Inside the wild training zone where endangered bilbies are learning to survive
More than 500 endangered marsupials have reclaimed their desert home, as a revolutionary conservation program teaches them to outsmart cats and foxes.
Endangered western quolls, bilbies and golden bandicoots are reclaiming the central Australian desert, fighting back against introduced predators that have driven them to the brink of extinction.
The battleground is a parched corner of red dirt in outback NSW, sandwiched between the famed dingo fence and wire cordons to hold feral cats and foxes at bay.
While the penetration of marauding carnivores is well below that outside the safe-ish zone – only a zoo is truly secure for the pint-sized marsupials – these timid desert dwellers must also sharpen their own survival skills, buying time for the saving grace of natural selection to kick in.
To date, 305 bilbies, 234 golden bandicoots and 51 western quolls have been released into the Wild Training Zone of Sturt National Park under the conservation effort, backed by the University of NSW, the state government and Taronga Conservation Society.
They are breeding there at an encouraging clip. In fact, the program has proved so successful the bandicoot and bilby populations exceeded the notional carrying capacity of the reserve’s northern enclosure, forcing some animals to be trapped and released elsewhere behind the fences.
Soon, scientists hope to start seeding colonies in the wild, where they will fend for themselves without human assistance. This could be a template for reintroducing other at-risk native fauna to the continent’s vast, arid heartland.
“We are showing that a holistic approach to ecosystem restoration can really kick goals,” said Richard Kingsford, UNSW’s Wild Deserts Project leader.
“You can’t just ‘set and forget’. You have to manage whole ecosystems to deliver results, including the feral species and reintroduced species which can become too numerous.”
Of course, the news is not so positive for the cats and foxes that arrived with the first Europeans and went to town on what Professor Kingsford calls “bite sized” indigenous wildlife. Cats are estimated to kill more than three billion native animals each year.
The 100sq km training zone near Cameron Corner, where the borders of NSW, Queensland and South Australia meet 1300km northwest of Sydney, was selected in part because the relatively low presence of feral predators gave the reintroduced marsupials a fighting chance.
The odds were further evened by a cull of cats and foxes. Shooters were sent in and poison traps set – although the cats turned out to be a tricky proposition.

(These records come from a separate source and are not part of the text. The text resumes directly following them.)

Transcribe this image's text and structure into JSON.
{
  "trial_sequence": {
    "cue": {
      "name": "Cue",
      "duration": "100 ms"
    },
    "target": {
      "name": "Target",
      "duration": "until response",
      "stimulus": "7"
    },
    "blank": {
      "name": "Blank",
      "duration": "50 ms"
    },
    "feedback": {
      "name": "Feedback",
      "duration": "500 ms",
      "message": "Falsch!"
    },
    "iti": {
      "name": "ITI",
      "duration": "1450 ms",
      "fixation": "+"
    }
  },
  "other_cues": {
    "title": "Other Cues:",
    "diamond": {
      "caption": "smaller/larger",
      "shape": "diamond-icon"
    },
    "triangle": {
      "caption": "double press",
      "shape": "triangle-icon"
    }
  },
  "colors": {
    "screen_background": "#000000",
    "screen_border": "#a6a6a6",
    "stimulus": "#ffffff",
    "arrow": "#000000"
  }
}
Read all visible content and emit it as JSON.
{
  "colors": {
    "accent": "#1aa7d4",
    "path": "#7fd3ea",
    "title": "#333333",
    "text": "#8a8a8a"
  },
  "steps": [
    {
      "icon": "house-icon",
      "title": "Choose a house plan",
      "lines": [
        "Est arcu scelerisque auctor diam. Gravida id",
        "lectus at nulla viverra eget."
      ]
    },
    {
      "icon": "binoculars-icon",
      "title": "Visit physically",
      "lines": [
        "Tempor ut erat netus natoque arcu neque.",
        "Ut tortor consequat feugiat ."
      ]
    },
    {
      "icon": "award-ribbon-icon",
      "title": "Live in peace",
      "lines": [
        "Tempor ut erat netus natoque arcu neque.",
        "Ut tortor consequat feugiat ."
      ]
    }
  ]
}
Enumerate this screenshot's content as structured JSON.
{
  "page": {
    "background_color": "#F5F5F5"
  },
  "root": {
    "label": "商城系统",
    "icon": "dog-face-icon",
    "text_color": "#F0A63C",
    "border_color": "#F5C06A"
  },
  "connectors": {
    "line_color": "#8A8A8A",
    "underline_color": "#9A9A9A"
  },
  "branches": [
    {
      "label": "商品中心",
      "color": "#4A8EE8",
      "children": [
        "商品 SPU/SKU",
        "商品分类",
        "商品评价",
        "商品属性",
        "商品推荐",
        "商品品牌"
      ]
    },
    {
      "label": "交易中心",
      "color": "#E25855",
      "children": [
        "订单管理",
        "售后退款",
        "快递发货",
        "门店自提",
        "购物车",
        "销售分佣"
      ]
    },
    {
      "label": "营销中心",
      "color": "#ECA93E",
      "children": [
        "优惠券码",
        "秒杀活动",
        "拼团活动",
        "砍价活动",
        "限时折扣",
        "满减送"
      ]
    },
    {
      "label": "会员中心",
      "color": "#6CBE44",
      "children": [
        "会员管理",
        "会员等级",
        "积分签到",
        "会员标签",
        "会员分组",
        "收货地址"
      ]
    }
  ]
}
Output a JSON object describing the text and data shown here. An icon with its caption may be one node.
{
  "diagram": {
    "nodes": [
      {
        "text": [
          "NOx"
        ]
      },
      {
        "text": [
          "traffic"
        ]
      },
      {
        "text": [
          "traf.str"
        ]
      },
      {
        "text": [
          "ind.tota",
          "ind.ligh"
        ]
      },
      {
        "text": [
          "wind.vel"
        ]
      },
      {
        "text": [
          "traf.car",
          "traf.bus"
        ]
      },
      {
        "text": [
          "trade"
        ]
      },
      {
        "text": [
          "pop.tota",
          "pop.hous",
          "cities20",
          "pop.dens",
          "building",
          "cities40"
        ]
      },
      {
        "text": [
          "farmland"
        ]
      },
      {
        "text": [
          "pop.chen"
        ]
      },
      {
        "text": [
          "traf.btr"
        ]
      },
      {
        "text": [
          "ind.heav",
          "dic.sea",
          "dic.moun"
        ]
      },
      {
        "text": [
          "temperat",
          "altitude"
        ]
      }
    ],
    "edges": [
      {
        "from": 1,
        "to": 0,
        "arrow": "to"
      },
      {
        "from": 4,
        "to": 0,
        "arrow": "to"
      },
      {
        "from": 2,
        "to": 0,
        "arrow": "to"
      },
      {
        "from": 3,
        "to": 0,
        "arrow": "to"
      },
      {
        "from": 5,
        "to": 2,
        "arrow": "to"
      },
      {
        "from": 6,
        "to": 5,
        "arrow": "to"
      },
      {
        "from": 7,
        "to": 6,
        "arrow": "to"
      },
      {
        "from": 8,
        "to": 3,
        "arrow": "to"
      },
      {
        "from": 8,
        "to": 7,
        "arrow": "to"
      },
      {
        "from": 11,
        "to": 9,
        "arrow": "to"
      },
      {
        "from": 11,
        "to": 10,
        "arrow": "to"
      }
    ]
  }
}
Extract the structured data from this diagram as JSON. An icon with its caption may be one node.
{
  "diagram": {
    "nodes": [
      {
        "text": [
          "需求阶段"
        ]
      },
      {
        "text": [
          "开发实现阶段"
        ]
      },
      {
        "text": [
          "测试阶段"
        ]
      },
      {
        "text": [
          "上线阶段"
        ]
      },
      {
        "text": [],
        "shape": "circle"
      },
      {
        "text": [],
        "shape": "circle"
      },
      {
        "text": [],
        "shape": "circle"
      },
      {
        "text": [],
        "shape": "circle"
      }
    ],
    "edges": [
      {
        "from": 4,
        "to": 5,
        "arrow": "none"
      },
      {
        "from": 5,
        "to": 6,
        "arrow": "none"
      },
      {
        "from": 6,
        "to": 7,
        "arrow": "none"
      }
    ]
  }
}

As Professor Kingsford puts it, they’re “live prey” hunters that tend to turn their noses up at baits. Instead, AI-powered grooming traps can identify a passing cat or fox and spray it with a specifically engineered toxic gel, ingested orally when the targeted creature performs its ablutions.
The aim is to reduce the density to no more than three per 10sq km in the Wild Training Zone – a tenth of what would be encountered outside.
The marsupials also have to do their bit. An ongoing presence of predators is part of the plan, weeding out the careless or lazy in mother nature’s pitiless, time-honoured method.
“If you’ve got a bilby that’s not particularly vigilant, the hard biological fact is that it’s probably not going to get to pass on those genes if there are cats in there,” Professor Kingsford said. “That’s the bigger picture we’re looking at; you want vigilant animals to survive and thrive and let natural selection take its course.”
What works for the quolls, bilbies and bandicoots in the training zone today could help in the future revive other endangered marsupials including the kangaroo-like brush-tailed bettong, the insect-eating numbat and black-flanked rock wallaby, all victims of feral cat and fox intrusion.
But the next step of rebuilding numbers outside the wire would be challenging, cautioned researcher Katherine Moseby, the deputy director of UNSW’s Centre for Ecosystem Science.
“Releasing threatened mammals beyond fences is extremely difficult as many are highly susceptible to cat predation,” Professor Moseby said.
“By managing cat densities at very low levels we have seen that some native species can learn and adapt to living with feral cats.”
Ecologist Reece Pedler, the Wild Deserts Project manager, said the surge in golden bandicoot and bilby numbers in the northern Thipa section of the reserve was a good problem to have.
He said: “We need to manage populations sustainably, whether in a zoo or in a safe haven. Our safety valve was releasing them into the Wild Training Zone where they are flourishing so far.”